Towards Lower Bounds on the Depth of ReLU Neural Networks
Christoph Hertrich, Amitabh Basu, Marco Di Summa, Martin Skutella
TL;DR
This work tackles the fundamental question of depth versus expressivity in ReLU networks by combining mixed-integer optimization, polyhedral geometry, and tropical geometry to study which piecewise linear functions are exactly representable as depth grows. It provides a conditional depth lower-bound via a MIP argument, establishes a strict depth hierarchy for k ≥ 2 by showing ReLU(k) strictly contains MAX(2^k), and develops polynomial-width bounds for representing CPWL functions through Newton polyhedra and convex–concave decompositions.
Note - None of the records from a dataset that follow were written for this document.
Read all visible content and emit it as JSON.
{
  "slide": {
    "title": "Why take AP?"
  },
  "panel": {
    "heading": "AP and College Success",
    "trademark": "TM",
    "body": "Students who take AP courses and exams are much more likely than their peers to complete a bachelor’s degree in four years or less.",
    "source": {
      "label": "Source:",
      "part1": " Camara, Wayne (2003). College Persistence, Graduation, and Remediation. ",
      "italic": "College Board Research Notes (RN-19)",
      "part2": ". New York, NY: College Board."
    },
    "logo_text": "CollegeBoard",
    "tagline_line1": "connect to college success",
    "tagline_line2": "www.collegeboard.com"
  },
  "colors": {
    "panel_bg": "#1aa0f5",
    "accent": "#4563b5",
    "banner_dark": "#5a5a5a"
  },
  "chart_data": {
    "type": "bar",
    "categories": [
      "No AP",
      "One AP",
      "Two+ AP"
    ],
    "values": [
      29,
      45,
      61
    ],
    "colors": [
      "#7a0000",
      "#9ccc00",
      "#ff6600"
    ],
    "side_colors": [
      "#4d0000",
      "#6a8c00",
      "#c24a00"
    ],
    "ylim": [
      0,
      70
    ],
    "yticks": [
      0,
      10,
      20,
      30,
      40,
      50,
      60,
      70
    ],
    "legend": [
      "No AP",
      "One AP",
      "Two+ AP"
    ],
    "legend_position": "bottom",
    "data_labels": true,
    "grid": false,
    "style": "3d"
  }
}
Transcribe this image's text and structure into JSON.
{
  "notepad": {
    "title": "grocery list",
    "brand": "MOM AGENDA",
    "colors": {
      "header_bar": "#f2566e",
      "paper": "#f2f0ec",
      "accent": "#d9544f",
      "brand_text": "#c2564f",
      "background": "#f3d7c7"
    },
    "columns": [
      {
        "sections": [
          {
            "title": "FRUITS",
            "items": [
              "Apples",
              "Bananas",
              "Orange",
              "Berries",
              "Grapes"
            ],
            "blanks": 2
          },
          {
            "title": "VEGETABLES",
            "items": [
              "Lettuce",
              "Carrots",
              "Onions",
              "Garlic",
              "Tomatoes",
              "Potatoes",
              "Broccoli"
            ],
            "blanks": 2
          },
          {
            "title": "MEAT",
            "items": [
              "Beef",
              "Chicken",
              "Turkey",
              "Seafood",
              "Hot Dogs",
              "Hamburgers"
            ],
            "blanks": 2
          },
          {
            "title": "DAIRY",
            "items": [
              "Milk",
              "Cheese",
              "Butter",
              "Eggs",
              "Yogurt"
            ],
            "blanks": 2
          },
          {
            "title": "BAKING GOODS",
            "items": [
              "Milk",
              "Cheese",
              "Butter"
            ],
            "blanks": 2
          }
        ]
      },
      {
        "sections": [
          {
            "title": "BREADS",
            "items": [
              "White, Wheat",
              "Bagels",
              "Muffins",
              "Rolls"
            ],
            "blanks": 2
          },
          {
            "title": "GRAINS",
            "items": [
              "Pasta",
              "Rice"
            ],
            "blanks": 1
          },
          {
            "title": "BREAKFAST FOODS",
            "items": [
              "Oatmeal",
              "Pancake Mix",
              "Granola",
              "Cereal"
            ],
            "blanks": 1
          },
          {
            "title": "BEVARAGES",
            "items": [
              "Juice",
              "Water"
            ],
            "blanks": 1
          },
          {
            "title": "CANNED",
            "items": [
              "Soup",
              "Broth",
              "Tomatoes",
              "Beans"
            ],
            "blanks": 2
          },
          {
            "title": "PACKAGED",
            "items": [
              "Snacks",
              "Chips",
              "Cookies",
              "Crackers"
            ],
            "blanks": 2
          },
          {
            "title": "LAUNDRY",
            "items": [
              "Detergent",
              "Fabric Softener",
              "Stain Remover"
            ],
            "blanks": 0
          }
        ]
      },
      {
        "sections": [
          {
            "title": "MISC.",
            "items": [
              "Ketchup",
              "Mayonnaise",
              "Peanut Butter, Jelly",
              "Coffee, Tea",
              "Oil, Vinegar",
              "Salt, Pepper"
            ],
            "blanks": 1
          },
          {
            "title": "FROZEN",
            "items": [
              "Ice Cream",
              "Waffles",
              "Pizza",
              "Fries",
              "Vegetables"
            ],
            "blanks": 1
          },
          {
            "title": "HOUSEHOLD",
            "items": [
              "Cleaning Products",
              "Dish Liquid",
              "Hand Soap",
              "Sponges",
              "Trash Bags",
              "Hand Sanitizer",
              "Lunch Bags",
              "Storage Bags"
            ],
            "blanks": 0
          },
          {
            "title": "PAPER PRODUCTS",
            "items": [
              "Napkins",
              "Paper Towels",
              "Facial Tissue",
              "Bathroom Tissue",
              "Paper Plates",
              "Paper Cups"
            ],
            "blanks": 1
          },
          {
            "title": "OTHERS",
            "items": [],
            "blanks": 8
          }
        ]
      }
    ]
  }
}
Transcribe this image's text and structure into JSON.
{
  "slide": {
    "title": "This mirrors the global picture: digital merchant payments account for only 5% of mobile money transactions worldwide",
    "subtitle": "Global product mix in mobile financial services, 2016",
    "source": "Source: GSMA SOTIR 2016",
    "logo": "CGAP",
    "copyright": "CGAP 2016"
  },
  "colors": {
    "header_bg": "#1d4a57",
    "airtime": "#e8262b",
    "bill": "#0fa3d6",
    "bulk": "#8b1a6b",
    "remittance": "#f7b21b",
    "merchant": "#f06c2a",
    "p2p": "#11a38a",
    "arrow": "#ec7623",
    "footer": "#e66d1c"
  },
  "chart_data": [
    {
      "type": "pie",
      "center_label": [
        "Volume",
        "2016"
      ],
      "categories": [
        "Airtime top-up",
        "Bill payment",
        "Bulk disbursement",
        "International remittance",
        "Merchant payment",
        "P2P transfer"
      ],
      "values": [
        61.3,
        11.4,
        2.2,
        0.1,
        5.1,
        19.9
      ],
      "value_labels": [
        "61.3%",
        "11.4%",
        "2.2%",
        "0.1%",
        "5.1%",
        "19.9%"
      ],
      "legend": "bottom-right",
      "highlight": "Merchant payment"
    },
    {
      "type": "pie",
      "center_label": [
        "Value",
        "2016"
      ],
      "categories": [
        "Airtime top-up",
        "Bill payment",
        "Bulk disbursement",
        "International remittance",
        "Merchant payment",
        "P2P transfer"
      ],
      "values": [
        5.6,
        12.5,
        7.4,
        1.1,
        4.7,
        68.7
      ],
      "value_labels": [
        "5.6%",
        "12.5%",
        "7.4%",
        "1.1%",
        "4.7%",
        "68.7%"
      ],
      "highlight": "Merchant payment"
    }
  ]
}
A key contribution is linking neural-function representability to Newton polytopes and polyhedral complexes, enabling a geometric lens on depth and width that complements universal approximation results. Overall, the paper advances the theoretical understanding of depth-based expressivity limits and opens avenues for geometric and combinatorial proofs of depth lower bounds beyond small-scale MIP evidence.
Abstract
We contribute to a better understanding of the class of functions that can be represented by a neural network with ReLU activations and a given architecture. Using techniques from mixed-integer optimization, polyhedral theory, and tropical geometry, we provide a mathematical counterbalance to the universal approximation theorems which suggest that a single hidden layer is sufficient for learning any function. In particular, we investigate whether the class of exactly representable functions strictly increases by adding more layers (with no restrictions on size). As a by-product of our investigations, we settle an old conjecture about piecewise linear functions by Wang and Sun (2005) in the affirmative. We also present upper bounds on the sizes of neural networks required to represent functions with logarithmic depth.